Alternative Investment Vehicles
These are special purpose investment vehicles are formed to accommodate the structuring needs of the fund (or its investors) in connection with one or more particular investments. Unlike a parallel fund, which is designed as an umbrella entity for investors to participate as an alternative to the main fund, an alternative investment vehicle is formed so that investors who have subscribed to the main fund (or a parallel fund) can take advantage of efficient structures to hold specific assets if the fund is not the optimal investment vehicle for a particular investment.

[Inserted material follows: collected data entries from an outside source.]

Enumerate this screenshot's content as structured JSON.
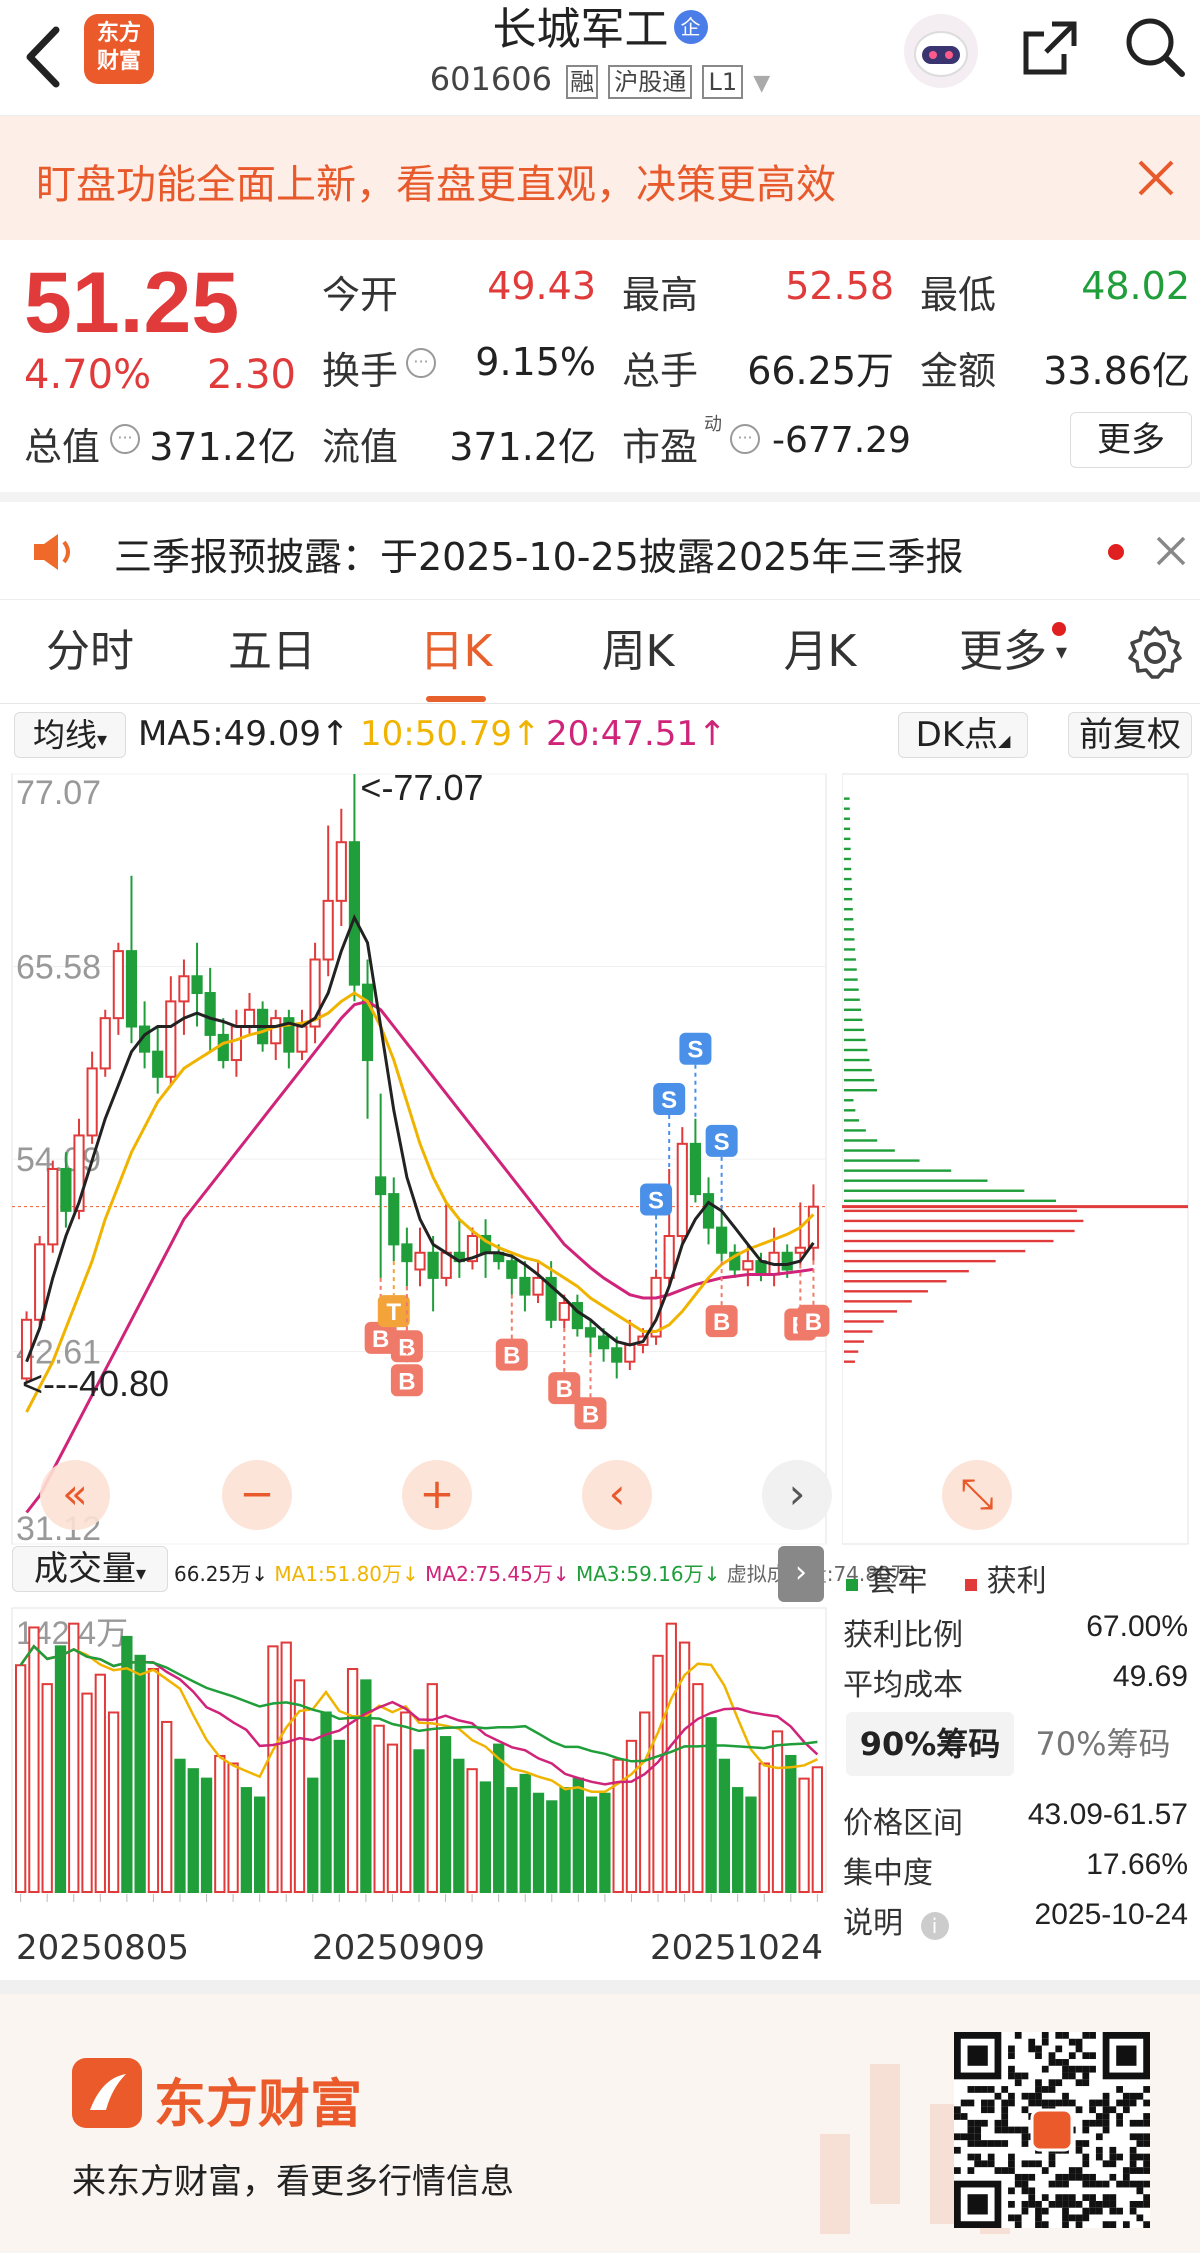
{
  "header": {
    "stock_name": "长城军工",
    "badge": "企",
    "code": "601606",
    "tags": [
      "融",
      "沪股通",
      "L1"
    ],
    "logo_text": "东方\n财富"
  },
  "banner": {
    "text": "盯盘功能全面上新，看盘更直观，决策更高效"
  },
  "quote": {
    "price": "51.25",
    "change_pct": "4.70%",
    "change": "2.30",
    "open_label": "今开",
    "open": "49.43",
    "high_label": "最高",
    "high": "52.58",
    "low_label": "最低",
    "low": "48.02",
    "turnover_label": "换手",
    "turnover": "9.15%",
    "volume_label": "总手",
    "volume": "66.25万",
    "amount_label": "金额",
    "amount": "33.86亿",
    "mktcap_label": "总值",
    "mktcap": "371.2亿",
    "float_label": "流值",
    "float": "371.2亿",
    "pe_label": "市盈",
    "pe_sup": "动",
    "pe": "-677.29",
    "more_label": "更多"
  },
  "notice": {
    "text": "三季报预披露：于2025-10-25披露2025年三季报"
  },
  "tabs": [
    "分时",
    "五日",
    "日K",
    "周K",
    "月K",
    "更多"
  ],
  "active_tab": "日K",
  "ma_bar": {
    "selector": "均线",
    "ma5": "MA5:49.09↑",
    "ma10": "10:50.79↑",
    "ma20": "20:47.51↑",
    "dk": "DK点",
    "adjust": "前复权"
  },
  "colors": {
    "up": "#e03a3a",
    "down": "#1f9e3a",
    "accent": "#e8602c",
    "ma5": "#222222",
    "ma10": "#f0b400",
    "ma20": "#d0237a"
  },
  "chart_data": {
    "type": "candlestick",
    "ylim": [
      31.12,
      77.07
    ],
    "y_ticks": [
      "77.07",
      "65.58",
      "54.09",
      "42.61",
      "31.12"
    ],
    "annotations": [
      "<-77.07",
      "<---40.80"
    ],
    "x_labels": [
      "20250805",
      "20250909",
      "20251024"
    ],
    "candles": [
      [
        41.0,
        44.5,
        40.8,
        45.0
      ],
      [
        44.5,
        49.0,
        44.0,
        49.5
      ],
      [
        49.0,
        53.5,
        48.5,
        54.0
      ],
      [
        53.5,
        51.0,
        50.0,
        54.5
      ],
      [
        51.0,
        55.5,
        50.5,
        56.5
      ],
      [
        55.5,
        59.5,
        55.0,
        60.5
      ],
      [
        59.5,
        62.5,
        59.0,
        63.0
      ],
      [
        62.5,
        66.5,
        61.5,
        67.0
      ],
      [
        66.5,
        62.0,
        61.0,
        71.0
      ],
      [
        62.0,
        60.5,
        59.5,
        63.5
      ],
      [
        60.5,
        59.0,
        58.0,
        62.0
      ],
      [
        59.0,
        63.5,
        58.5,
        65.0
      ],
      [
        63.5,
        65.0,
        61.5,
        66.0
      ],
      [
        65.0,
        64.0,
        62.0,
        67.0
      ],
      [
        64.0,
        61.5,
        60.5,
        65.5
      ],
      [
        61.5,
        60.0,
        59.5,
        62.5
      ],
      [
        60.0,
        62.0,
        59.0,
        63.0
      ],
      [
        62.0,
        63.0,
        61.5,
        64.0
      ],
      [
        63.0,
        61.0,
        60.5,
        63.5
      ],
      [
        61.0,
        62.5,
        60.0,
        63.0
      ],
      [
        62.5,
        60.5,
        59.5,
        63.0
      ],
      [
        60.5,
        62.0,
        60.0,
        63.0
      ],
      [
        62.0,
        66.0,
        61.0,
        67.0
      ],
      [
        66.0,
        69.5,
        65.0,
        74.0
      ],
      [
        69.5,
        73.0,
        68.0,
        75.0
      ],
      [
        73.0,
        64.5,
        63.5,
        77.07
      ],
      [
        64.5,
        60.0,
        56.5,
        66.0
      ],
      [
        53.0,
        52.0,
        47.0,
        58.0
      ],
      [
        52.0,
        49.0,
        48.0,
        53.0
      ],
      [
        49.0,
        48.0,
        46.5,
        50.0
      ],
      [
        47.5,
        48.5,
        46.5,
        50.0
      ],
      [
        48.5,
        47.0,
        45.0,
        49.5
      ],
      [
        47.0,
        48.5,
        46.5,
        51.5
      ],
      [
        48.5,
        48.0,
        47.0,
        50.5
      ],
      [
        48.0,
        49.5,
        47.5,
        50.0
      ],
      [
        49.5,
        48.5,
        47.0,
        50.5
      ],
      [
        48.5,
        48.0,
        47.5,
        49.0
      ],
      [
        48.0,
        47.0,
        46.0,
        48.5
      ],
      [
        47.0,
        46.0,
        45.0,
        48.0
      ],
      [
        46.0,
        47.0,
        45.5,
        48.0
      ],
      [
        47.0,
        44.5,
        44.0,
        48.0
      ],
      [
        44.5,
        45.5,
        44.0,
        46.0
      ],
      [
        45.5,
        44.0,
        43.5,
        46.0
      ],
      [
        44.0,
        43.5,
        42.5,
        44.5
      ],
      [
        43.5,
        42.8,
        42.0,
        44.0
      ],
      [
        42.8,
        42.0,
        41.0,
        43.5
      ],
      [
        42.0,
        43.0,
        41.5,
        44.5
      ],
      [
        43.0,
        43.5,
        42.5,
        44.0
      ],
      [
        43.5,
        47.0,
        43.0,
        47.5
      ],
      [
        47.0,
        49.5,
        46.5,
        53.5
      ],
      [
        49.5,
        55.0,
        49.0,
        56.0
      ],
      [
        55.0,
        52.0,
        51.5,
        56.5
      ],
      [
        52.0,
        50.0,
        49.0,
        53.0
      ],
      [
        50.0,
        48.5,
        48.0,
        51.0
      ],
      [
        48.5,
        47.5,
        47.0,
        49.0
      ],
      [
        47.5,
        48.0,
        46.5,
        49.0
      ],
      [
        48.0,
        47.2,
        46.8,
        48.5
      ],
      [
        47.2,
        48.5,
        46.5,
        50.0
      ],
      [
        48.5,
        47.5,
        47.0,
        49.0
      ],
      [
        48.5,
        48.8,
        47.8,
        51.5
      ],
      [
        48.8,
        51.25,
        48.02,
        52.58
      ]
    ],
    "ma5": [
      42.0,
      44.0,
      47.0,
      49.5,
      51.5,
      54.0,
      56.5,
      58.5,
      60.5,
      61.5,
      62.0,
      62.0,
      62.5,
      62.8,
      62.5,
      62.3,
      62.0,
      62.0,
      62.0,
      62.0,
      62.2,
      62.0,
      62.5,
      64.0,
      66.5,
      68.5,
      67.0,
      62.0,
      57.0,
      53.0,
      50.5,
      49.0,
      48.5,
      48.0,
      48.2,
      48.5,
      48.5,
      48.3,
      47.8,
      47.2,
      46.5,
      45.8,
      45.0,
      44.5,
      43.8,
      43.2,
      43.0,
      43.2,
      44.5,
      46.5,
      49.0,
      50.5,
      51.5,
      51.0,
      50.0,
      49.0,
      48.0,
      47.8,
      47.8,
      48.0,
      49.09
    ],
    "ma10": [
      39.0,
      40.5,
      42.0,
      44.0,
      46.0,
      48.0,
      50.5,
      52.5,
      54.5,
      56.0,
      57.5,
      58.5,
      59.5,
      60.0,
      60.5,
      61.0,
      61.2,
      61.5,
      61.7,
      62.0,
      62.1,
      62.2,
      62.4,
      62.8,
      63.5,
      64.0,
      63.5,
      62.0,
      60.0,
      57.5,
      55.0,
      53.0,
      51.5,
      50.5,
      49.8,
      49.2,
      48.8,
      48.5,
      48.2,
      48.0,
      47.5,
      47.0,
      46.5,
      45.8,
      45.3,
      44.8,
      44.3,
      43.8,
      43.8,
      44.2,
      45.0,
      46.0,
      47.0,
      47.8,
      48.3,
      48.7,
      49.0,
      49.3,
      49.6,
      50.0,
      50.79
    ],
    "ma20": [
      33.0,
      34.0,
      35.5,
      37.0,
      38.5,
      40.0,
      41.5,
      43.0,
      44.5,
      46.0,
      47.5,
      49.0,
      50.5,
      51.5,
      52.5,
      53.5,
      54.5,
      55.5,
      56.5,
      57.5,
      58.5,
      59.5,
      60.5,
      61.5,
      62.5,
      63.3,
      63.5,
      63.0,
      62.0,
      61.0,
      60.0,
      59.0,
      58.0,
      57.0,
      56.0,
      55.0,
      54.0,
      53.0,
      52.0,
      51.0,
      50.0,
      49.0,
      48.3,
      47.6,
      47.0,
      46.5,
      46.0,
      45.8,
      45.8,
      46.0,
      46.3,
      46.6,
      46.8,
      47.0,
      47.1,
      47.2,
      47.2,
      47.2,
      47.3,
      47.4,
      47.51
    ],
    "signals": [
      {
        "i": 27,
        "type": "B"
      },
      {
        "i": 29,
        "type": "B"
      },
      {
        "i": 28,
        "type": "T"
      },
      {
        "i": 29,
        "type": "B"
      },
      {
        "i": 37,
        "type": "B"
      },
      {
        "i": 41,
        "type": "B"
      },
      {
        "i": 43,
        "type": "B"
      },
      {
        "i": 48,
        "type": "S"
      },
      {
        "i": 49,
        "type": "S"
      },
      {
        "i": 51,
        "type": "S"
      },
      {
        "i": 53,
        "type": "S"
      },
      {
        "i": 53,
        "type": "B"
      },
      {
        "i": 59,
        "type": "B"
      },
      {
        "i": 60,
        "type": "B"
      }
    ],
    "controls": [
      "«",
      "−",
      "+",
      "‹",
      "›"
    ]
  },
  "volume": {
    "selector": "成交量",
    "v": "66.25万↓",
    "ma1": "MA1:51.80万↓",
    "ma2": "MA2:75.45万↓",
    "ma3": "MA3:59.16万↓",
    "virtual": "虚拟成交量:74.80万",
    "max_label": "142.4万",
    "bars": [
      120,
      140,
      110,
      130,
      142,
      105,
      115,
      95,
      135,
      125,
      118,
      90,
      70,
      65,
      60,
      72,
      68,
      55,
      50,
      130,
      132,
      112,
      60,
      95,
      80,
      118,
      112,
      88,
      78,
      95,
      75,
      110,
      82,
      70,
      65,
      58,
      78,
      55,
      62,
      52,
      48,
      55,
      60,
      50,
      52,
      70,
      80,
      95,
      125,
      142,
      132,
      110,
      92,
      70,
      55,
      50,
      68,
      85,
      72,
      60,
      66
    ],
    "bar_up": [
      1,
      1,
      1,
      0,
      1,
      1,
      1,
      1,
      0,
      0,
      1,
      1,
      0,
      0,
      0,
      1,
      1,
      0,
      0,
      1,
      1,
      1,
      0,
      0,
      0,
      1,
      0,
      1,
      1,
      1,
      0,
      1,
      0,
      0,
      1,
      0,
      0,
      0,
      0,
      0,
      0,
      0,
      0,
      0,
      0,
      1,
      1,
      1,
      1,
      1,
      1,
      1,
      0,
      0,
      0,
      0,
      1,
      1,
      0,
      1,
      1
    ],
    "ma_lines_note": ""
  },
  "chip": {
    "legend_loss": "套牢",
    "legend_gain": "获利",
    "rows": [
      {
        "label": "获利比例",
        "value": "67.00%"
      },
      {
        "label": "平均成本",
        "value": "49.69"
      }
    ],
    "tab_90": "90%筹码",
    "tab_70": "70%筹码",
    "rows2": [
      {
        "label": "价格区间",
        "value": "43.09-61.57"
      },
      {
        "label": "集中度",
        "value": "17.66%"
      },
      {
        "label": "说明",
        "value": "2025-10-24"
      }
    ]
  },
  "footer": {
    "brand": "东方财富",
    "slogan": "来东方财富，看更多行情信息"
  }
}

These special purpose vehicles are formed by a fund to accommodate investment in the fund by one or more investors
These are investment vehicles formed by the sponsor to co-invest alongside the fund (and its parallel funds) in specific fund investments. Unlike parallel funds or alternative investment vehicles, these do not necessarily have the same investment terms or fees as the fund.
Private Equity Vehicles
Parallel funds, alternative investment vehicles, feeder funds and co-investment vehicles may choose to be established in Guernsey and administered by the same Designated Administrator/Manager as a private equity fund. Should one or more of these vehicles have the attributes of a collective investment scheme, as defined in the POI Law, and are intimately connected to the private equity fund, we will consider authorising/registering a basket of entities as one collective investment scheme. Please note a robust case would need to be made as to why a vehicle should form part of a basket of entities rather than be separately authorised/registered under the POI Law.
The GFSC recommend that any application for authorisation/registration of a private equity fund consisting of a basket of entities be made in a “generic” name, relevant to all the constituent parts, rather than in the name of one of the constituent parts: constituent parts would be listed thereunder. The foregoing facilitates additions (or removal) of further entities in a meaningful manner.
Offering documentation relating to such a fund should reflect the fact that each constituent entity is part of a larger fund consisting of other entities, and also that any authorisation/registration has been granted to the fund as a whole, rather than specifically to certain entities constituting such a fund.